Microsoft Corporation

Income Investors Should Consider MSFT Stock

Tech stocks can be risky, but that shouldn’t prevent income investors from considering Microsoft Corporation (NASDAQ:MSFT) stock.

To see just how things can get absurd in the tech sector, here’s a fact: despite the soaring stock market in recent years, there are still tech stocks trading well below their peaks in the 1990s.

Microsoft stock was a market darling in 1999, then it took a huge hit after the bubble burst. However, thanks to its solid climb in recent years, MSFT stock has soared past its peak in December 1999 and is now trading at a new all-time high.

Of course, for value-seeking income investors, a stock trading at its all-time high isn’t always a safe bet.
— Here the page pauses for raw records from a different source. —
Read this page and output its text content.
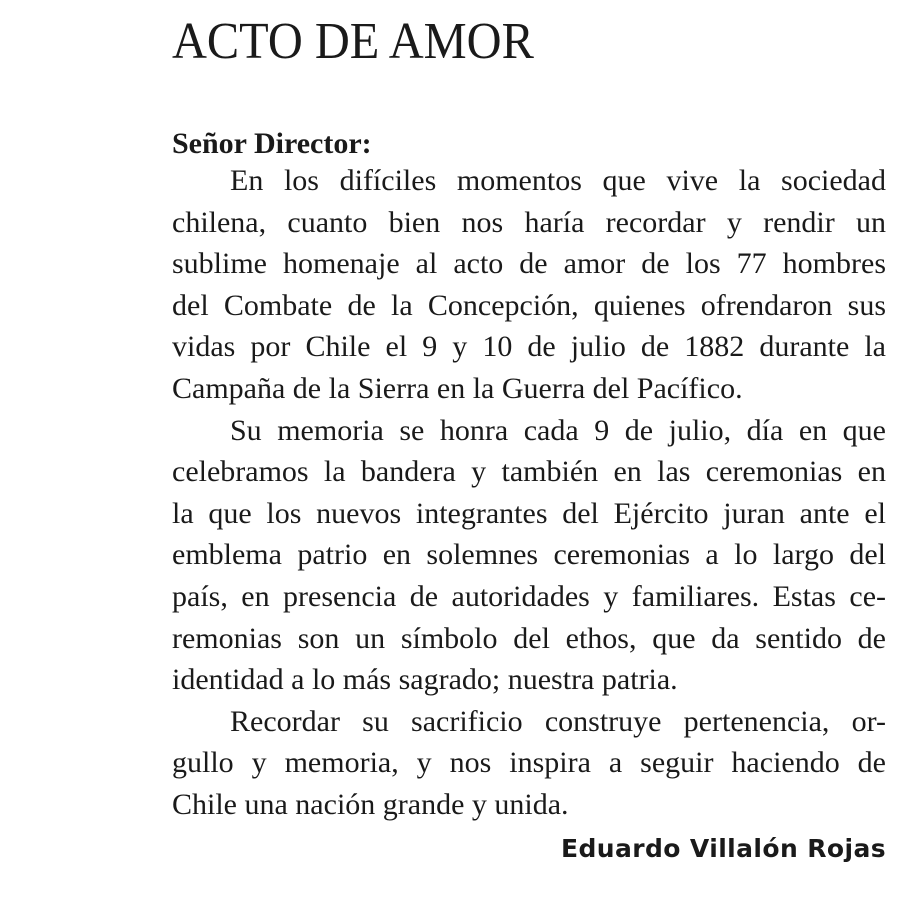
ACTO DE AMOR
Señor Director:

En los difíciles momentos que vive la sociedad
chilena, cuanto bien nos haría recordar y rendir un
sublime homenaje al acto de amor de los 77 hombres
del Combate de la Concepción, quienes ofrendaron sus
vidas por Chile el 9 y 10 de julio de 1882 durante la
Campaña de la Sierra en la Guerra del Pacífico.

Su memoria se honra cada 9 de julio, día en que
celebramos la bandera y también en las ceremonias en
la que los nuevos integrantes del Ejército juran ante el
emblema patrio en solemnes ceremonias a lo largo del
país, en presencia de autoridades y familiares. Estas ce-
remonias son un símbolo del ethos, que da sentido de
identidad a lo más sagrado; nuestra patria.

Recordar su sacrificio construye pertenencia, or-
gullo y memoria, y nos inspira a seguir haciendo de
Chile una nación grande y unida.

Eduardo Villalón Rojas
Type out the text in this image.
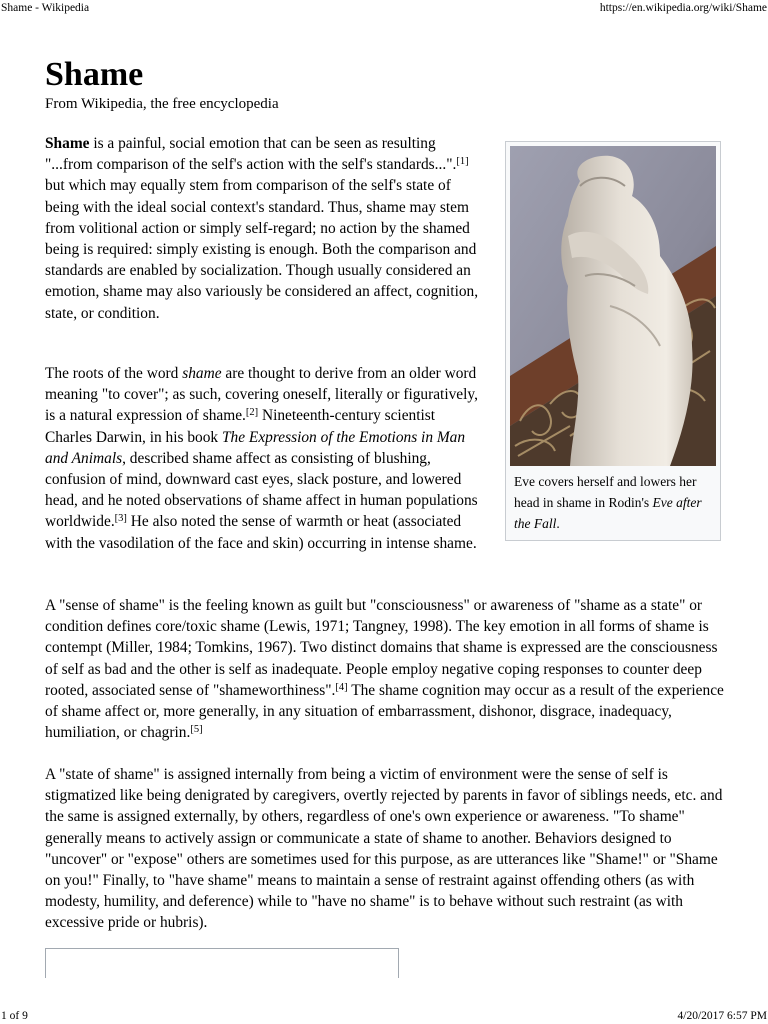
Shame - Wikipedia	https://en.wikipedia.org/wiki/Shame
Shame
From Wikipedia, the free encyclopedia

Shame is a painful, social emotion that can be seen as resulting "...from comparison of the self's action with the self's standards...".[1] but which may equally stem from comparison of the self's state of being with the ideal social context's standard. Thus, shame may stem from volitional action or simply self-regard; no action by the shamed being is required: simply existing is enough. Both the comparison and standards are enabled by socialization. Though usually considered an emotion, shame may also variously be considered an affect, cognition, state, or condition.

The roots of the word shame are thought to derive from an older word meaning "to cover"; as such, covering oneself, literally or figuratively, is a natural expression of shame.[2] Nineteenth-century scientist Charles Darwin, in his book The Expression of the Emotions in Man and Animals, described shame affect as consisting of blushing, confusion of mind, downward cast eyes, slack posture, and lowered head, and he noted observations of shame affect in human populations worldwide.[3] He also noted the sense of warmth or heat (associated with the vasodilation of the face and skin) occurring in intense shame.

Eve covers herself and lowers her head in shame in Rodin's Eve after the Fall.

A "sense of shame" is the feeling known as guilt but "consciousness" or awareness of "shame as a state" or condition defines core/toxic shame (Lewis, 1971; Tangney, 1998). The key emotion in all forms of shame is contempt (Miller, 1984; Tomkins, 1967). Two distinct domains that shame is expressed are the consciousness of self as bad and the other is self as inadequate. People employ negative coping responses to counter deep rooted, associated sense of "shameworthiness".[4] The shame cognition may occur as a result of the experience of shame affect or, more generally, in any situation of embarrassment, dishonor, disgrace, inadequacy, humiliation, or chagrin.[5]

A "state of shame" is assigned internally from being a victim of environment were the sense of self is stigmatized like being denigrated by caregivers, overtly rejected by parents in favor of siblings needs, etc. and the same is assigned externally, by others, regardless of one's own experience or awareness. "To shame" generally means to actively assign or communicate a state of shame to another. Behaviors designed to "uncover" or "expose" others are sometimes used for this purpose, as are utterances like "Shame!" or "Shame on you!" Finally, to "have shame" means to maintain a sense of restraint against offending others (as with modesty, humility, and deference) while to "have no shame" is to behave without such restraint (as with excessive pride or hubris).

1 of 9	4/20/2017 6:57 PM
So why should they still consider MSFT stock?

Well, first of all, Microsoft is very different from what it was back in the 1990s. The company’s position is more entrenched than ever. As a result, Microsoft stock has become a dividend-paying stock. With a quarterly dividend rate of $0.39 per share, MSFT stock has an annual dividend yield of 2.45%.

The fast-changing tech world is not known for producing dividend payers. Many companies don’t even know if they can remain profitable in the next few years. For them, reinvesting earnings for the future (if they have any) may seem like a more urgent task than returning value to shareholders today.

That’s why MSFT stock is special. The company started paying quarterly dividends in 2004. Since then, its quarterly dividend rate has increased 388%.

The reason why Microsoft stock can afford to pay a dividend and keep growing its payout is its recurring business. Having a recurring business is perhaps the most important thing for a dividend stock. A company may have tremendous sales in one year, but if no one will buy its products in the future, why bother paying a dividend?

Fortunately, that concern does not apply to today’s Microsoft. By capturing the desktop system market decades ago, Microsoft has become one of the most dominant players in software and services. Various versions of Microsoft’s “Windows” operating system had a dominating 88.6% share in the desktop operating system market in January 2017. The company’s “Office” productivity suite is in use at 80% of Fortune 500 companies. (Source: “Desktop Operating System Market Share,”, last accessed February 9, 2017.)

Running a solid software and services business is great for dividend investors of MSFT stock. These services don’t have to follow the costly product update cycles of hardware devices, and very often, the majority of their revenue could be recurring.

Don’t forget, Windows and Office are just a part of what Microsoft is doing these days. The company has also become a major player in the cloud computing industry, which is one of the fastest-growing areas in tech today. In the December quarter, revenue from Microsoft’s Intelligent Cloud segment grew eight percent year-over-year to $6.9 billion, and would have increased 10% in constant currency. The highlight of the segment was “Microsoft Azure,” an open, flexible, enterprise-grade cloud computing platform. For the quarter, Azure revenue surged 93% year-over-year, while Azure computer usage more than doubled. (Source: “Earnings Release FY17 Q2,” Microsoft Corporation, January 25, 2017.)

The Bottom Line on MSFT Stock

Despite the recent surge in Microsoft stock, the company is not really that expensive given its growth potential. Trading at $64.29 apiece, MSFT stock has a price to earnings multiple of around 30 times. But if you use its expected earnings for the next fiscal year, you’d see that the company has a forward P/E of less than 20 times, not a high number in today’s bloated tech sector.

Income investors looking for both current return and future potential should take a serious look at Microsoft stock.